To draw a line, I think that we should not just abandon ansible package and go to ansible-core immediately because there may be other disadvantages of doing so. But, if we decide do it we will keep an extra option to install the whole ansible package if needed with pip install opera[ansible].

— Reply to this email directly, view it on GitHubhttps://github.com/xlab-si/xopera-opera/issues/251#issuecomment-1066737459, or unsubscribehttps://github.com/notifications/unsubscribe-auth/AASPLIN2RHZWTEX42A6JSALU74XPJANCNFSM5PZU5G3Q. Triage notifications on the go with GitHub Mobile for iOShttps://apps.apple.com/app/apple-store/id1477376905?ct=notification-email&mt=8&pt=524675 or Androidhttps://play.google.com/store/apps/details?id=com.github.android&referrer=utm_campaign%3Dnotification-email%26utm_medium%3Demail%26utm_source%3Dgithub. You are receiving this because you were mentioned.Message ID: @.**@.>>

cankarm commented 2 years ago

Correct, @lauwers, this is the "third type" of dependencies, that practically does not affect TOSCA standard as such. They are required for the orchestrator to prepare deploying-runtime environment in a way that executor -- which does the actual deployment -- has all required tools and libraries installed.

The list of those dependencies serves the general-purpose orchestrators to update themselves according the requirements and less general-purpose orchestrators to quickly respond if they will not be able to deploy a service, due to the underlying deployment technology, which they not support.

I guess that we will require at least a file with a list of dependecies - let's assume that we would have multiple executors at the same time (bash, python, ansible, terraform) so, the list could include anything:

python3
terraform
boto3    # for AWS
ansible-core
<required ansible collection1>
<required ansible collection2>
terraform

but probably it would be better to have more structured form (it could be txt like here or even yaml):

[python]
python3
boto3

[ansible]
ansible-core
<required ansible collection1>
<required ansible collection2>

[terraform]
terraform

Probably the structured form is better as the installations of particular packages can vary.

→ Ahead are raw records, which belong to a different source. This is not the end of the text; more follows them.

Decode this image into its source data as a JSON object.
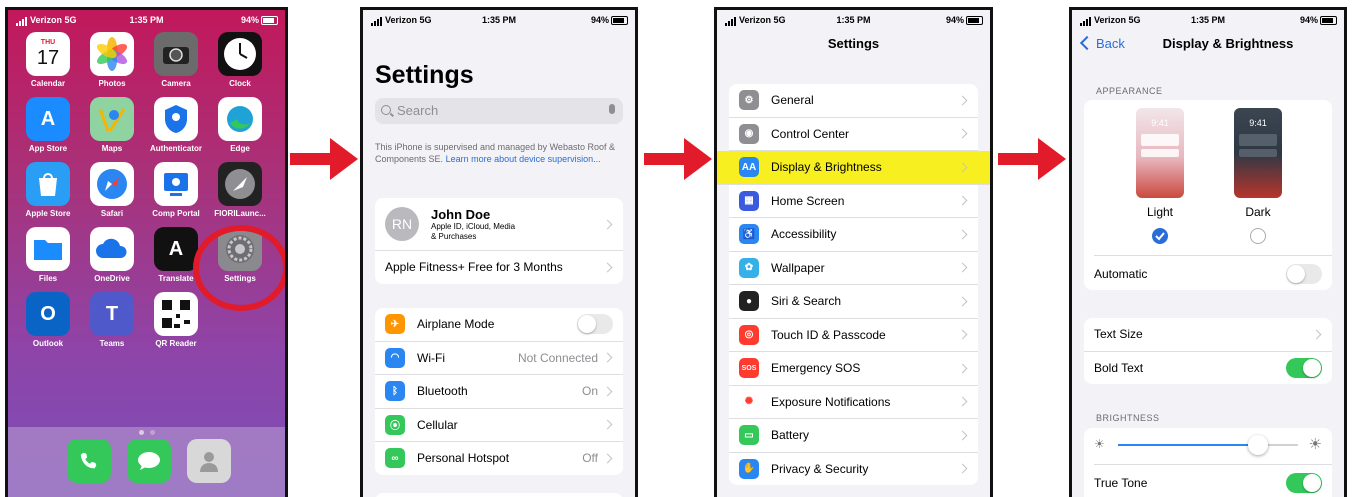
{
  "status": {
    "carrier": "Verizon",
    "network": "5G",
    "time": "1:35 PM",
    "battery": "94%"
  },
  "home": {
    "apps": [
      {
        "label": "Calendar",
        "color": "#ffffff",
        "text": "17",
        "sub": "THU"
      },
      {
        "label": "Photos",
        "color": "#ffffff",
        "text": ""
      },
      {
        "label": "Camera",
        "color": "#6b6b6b",
        "text": ""
      },
      {
        "label": "Clock",
        "color": "#111111",
        "text": ""
      },
      {
        "label": "App Store",
        "color": "#1a8cff",
        "text": "A"
      },
      {
        "label": "Maps",
        "color": "#8fd3a0",
        "text": ""
      },
      {
        "label": "Authenticator",
        "color": "#ffffff",
        "text": ""
      },
      {
        "label": "Edge",
        "color": "#ffffff",
        "text": ""
      },
      {
        "label": "Apple Store",
        "color": "#2a9df4",
        "text": ""
      },
      {
        "label": "Safari",
        "color": "#ffffff",
        "text": ""
      },
      {
        "label": "Comp Portal",
        "color": "#ffffff",
        "text": ""
      },
      {
        "label": "FIORILaunc...",
        "color": "#222222",
        "text": ""
      },
      {
        "label": "Files",
        "color": "#ffffff",
        "text": ""
      },
      {
        "label": "OneDrive",
        "color": "#ffffff",
        "text": ""
      },
      {
        "label": "Translate",
        "color": "#111111",
        "text": "A"
      },
      {
        "label": "Settings",
        "color": "#8a8a8e",
        "text": ""
      },
      {
        "label": "Outlook",
        "color": "#ffffff",
        "text": "O"
      },
      {
        "label": "Teams",
        "color": "#ffffff",
        "text": "T"
      },
      {
        "label": "QR Reader",
        "color": "#ffffff",
        "text": ""
      }
    ],
    "dock": [
      {
        "name": "phone",
        "color": "#34c759"
      },
      {
        "name": "messages",
        "color": "#34c759"
      },
      {
        "name": "contacts",
        "color": "#d8d8d8"
      }
    ]
  },
  "settings": {
    "title": "Settings",
    "search_placeholder": "Search",
    "note": "This iPhone is supervised and managed by Webasto Roof & Components SE.",
    "note_link": "Learn more about device supervision...",
    "profile": {
      "initials": "RN",
      "name": "John Doe",
      "sub1": "Apple ID, iCloud, Media",
      "sub2": "& Purchases"
    },
    "fitness": "Apple Fitness+ Free for 3 Months",
    "rows": [
      {
        "label": "Airplane Mode",
        "value": "",
        "color": "#ff9500",
        "glyph": "✈",
        "toggle": true
      },
      {
        "label": "Wi-Fi",
        "value": "Not Connected",
        "color": "#2a86f0",
        "glyph": "◠",
        "toggle": false
      },
      {
        "label": "Bluetooth",
        "value": "On",
        "color": "#2a86f0",
        "glyph": "ᛒ",
        "toggle": false
      },
      {
        "label": "Cellular",
        "value": "",
        "color": "#34c759",
        "glyph": "⦿",
        "toggle": false
      },
      {
        "label": "Personal Hotspot",
        "value": "Off",
        "color": "#34c759",
        "glyph": "∞",
        "toggle": false
      }
    ]
  },
  "settings_list": {
    "title": "Settings",
    "rows": [
      {
        "label": "General",
        "color": "#8e8e93",
        "glyph": "⚙"
      },
      {
        "label": "Control Center",
        "color": "#8e8e93",
        "glyph": "◉"
      },
      {
        "label": "Display & Brightness",
        "color": "#2a86f0",
        "glyph": "AA",
        "highlight": true
      },
      {
        "label": "Home Screen",
        "color": "#3a5be0",
        "glyph": "▦"
      },
      {
        "label": "Accessibility",
        "color": "#2a86f0",
        "glyph": "♿"
      },
      {
        "label": "Wallpaper",
        "color": "#35b0e8",
        "glyph": "✿"
      },
      {
        "label": "Siri & Search",
        "color": "#222222",
        "glyph": "●"
      },
      {
        "label": "Touch ID & Passcode",
        "color": "#ff3b30",
        "glyph": "◎"
      },
      {
        "label": "Emergency SOS",
        "color": "#ff3b30",
        "glyph": "SOS"
      },
      {
        "label": "Exposure Notifications",
        "color": "#ffffff",
        "glyph": "✺"
      },
      {
        "label": "Battery",
        "color": "#34c759",
        "glyph": "▭"
      },
      {
        "label": "Privacy & Security",
        "color": "#2a86f0",
        "glyph": "✋"
      }
    ]
  },
  "display": {
    "back": "Back",
    "title": "Display & Brightness",
    "appearance_label": "APPEARANCE",
    "preview_time": "9:41",
    "light": "Light",
    "dark": "Dark",
    "automatic": "Automatic",
    "text_size": "Text Size",
    "bold_text": "Bold Text",
    "brightness_label": "BRIGHTNESS",
    "brightness_level": 0.78,
    "true_tone": "True Tone"
  },
  "accent": "#e21b2b"
}
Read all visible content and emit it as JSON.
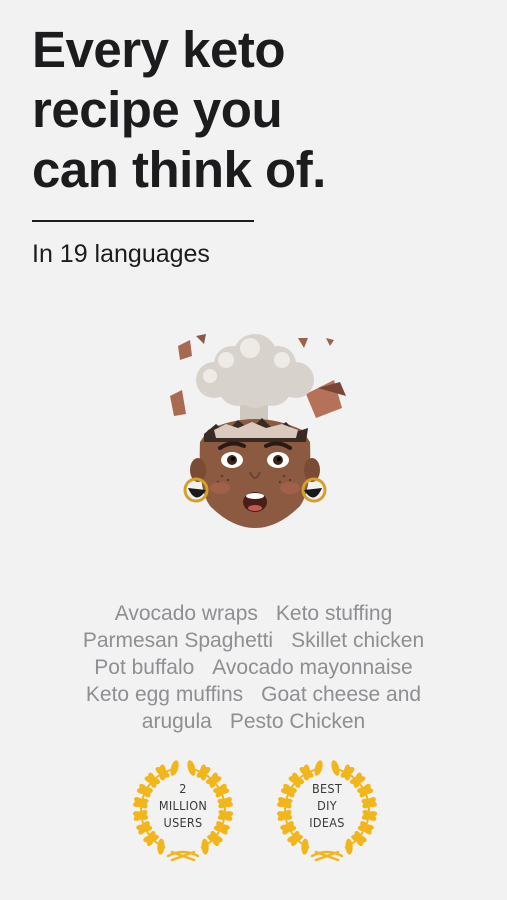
{
  "headline": {
    "line1": "Every keto",
    "line2": "recipe you",
    "line3": "can think of."
  },
  "subtitle": "In 19 languages",
  "illustration": {
    "icon": "mind-blown-memoji"
  },
  "recipes": {
    "lines": [
      [
        "Avocado wraps",
        "Keto stuffing"
      ],
      [
        "Parmesan Spaghetti",
        "Skillet chicken"
      ],
      [
        "Pot buffalo",
        "Avocado mayonnaise"
      ],
      [
        "Keto egg muffins",
        "Goat cheese and"
      ],
      [
        "arugula",
        "Pesto Chicken"
      ]
    ]
  },
  "awards": [
    {
      "icon": "laurel-wreath-icon",
      "lines": [
        "2",
        "MILLION",
        "USERS"
      ]
    },
    {
      "icon": "laurel-wreath-icon",
      "lines": [
        "BEST",
        "DIY",
        "IDEAS"
      ]
    }
  ],
  "colors": {
    "laurel": "#f2b51a",
    "text": "#1c1c1e",
    "muted": "#8e8e93",
    "background": "#f2f2f2"
  }
}
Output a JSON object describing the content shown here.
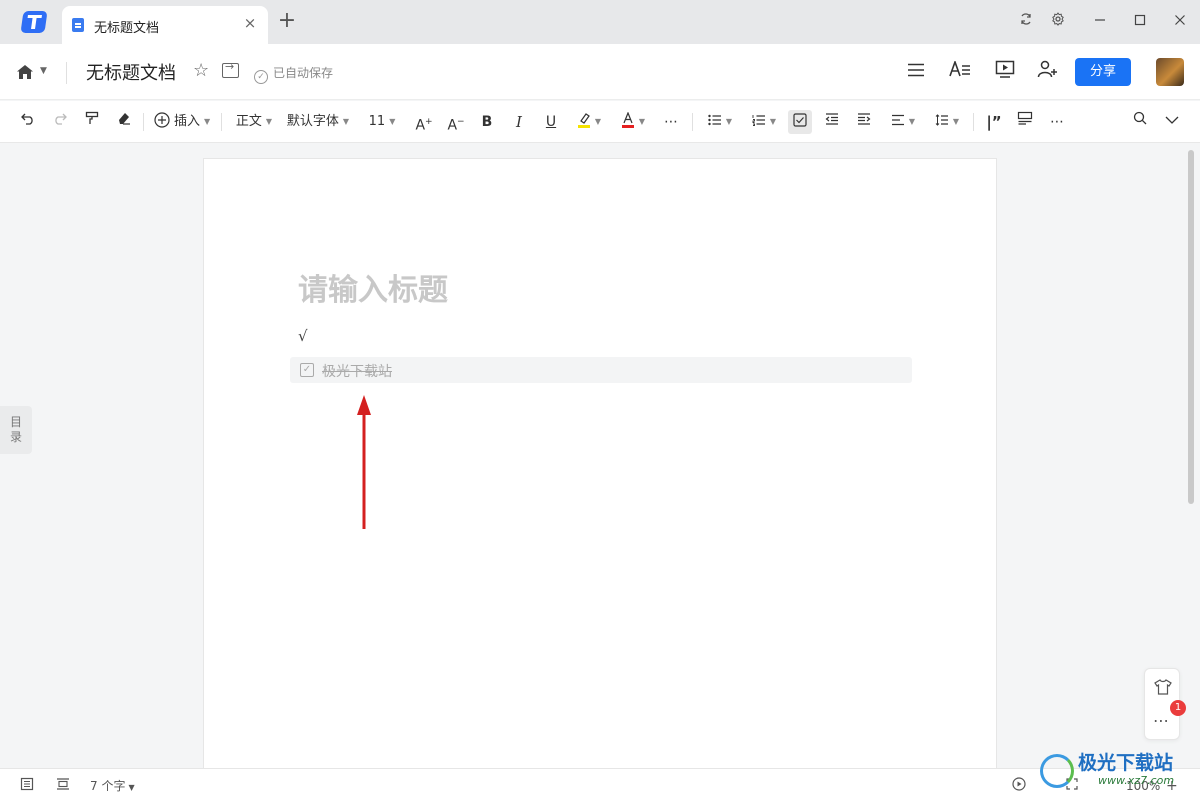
{
  "tabbar": {
    "tab_title": "无标题文档",
    "close_glyph": "×",
    "add_glyph": "+"
  },
  "header": {
    "doc_title": "无标题文档",
    "save_status": "已自动保存",
    "share_label": "分享"
  },
  "toolbar": {
    "insert_label": "插入",
    "style_label": "正文",
    "font_label": "默认字体",
    "size_label": "11",
    "more_glyph": "⋯"
  },
  "document": {
    "title_placeholder": "请输入标题",
    "line1": "√",
    "task_text": "极光下载站"
  },
  "sidebar": {
    "toc_label_1": "目",
    "toc_label_2": "录"
  },
  "float_panel": {
    "badge_count": "1",
    "more_glyph": "⋯"
  },
  "statusbar": {
    "word_count": "7 个字",
    "zoom": "100%",
    "plus_glyph": "+"
  },
  "watermark": {
    "text": "极光下载站",
    "url": "www.xz7.com"
  },
  "colors": {
    "accent": "#1a73f5",
    "arrow": "#d42020",
    "badge": "#ea3c3c"
  }
}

lauwers commented 2 years ago

We should investigate how to make Executors/Artifact Processors portable. If I’m a profile designer, and I introduce a new artifact type in my profile, I probably also need to package an artifact processor for my new artifact type. This raises a number of questions:

cankarm commented 2 years ago

If I understand correctly, the idea that you mention goes into direction that CSAR would enclose also the artifact processor(s) itself.

My idea goes into direction to only uniquely define the artifact processor(s) (IaC interpreter) for each artifact. Like in shell scripts, where you can define the interpreter with #!/bin/bash or `"#!/usr/bin/python", you would be able to define an interpreter and also the dependencies - required sub-modules of interpreter - for your artefact.

In the creation of CSAR, a process would need to collect all dependencies together, and serve it to the orchestrator, so the orchestrator would be able to install/prepare the environment before the first deploy.

In the contrast, I think that piggybacking the artifact processors can produce a very heavy load for the CSARs, which seems unnecessary.

anzoman commented 2 years ago

This feature was implemented in #252 and if needed we can continue our discussion in https://github.com/oasis-open/tosca-community-contributions.

lauwers commented 2 years ago

Yes, let’s continue this discussion on the TOSCA github. Even for bash script artifacts, an orchestrator needs artifact processing software that:

Ideally, the installation of this software (as well as its execution) should be done in a “standard” way.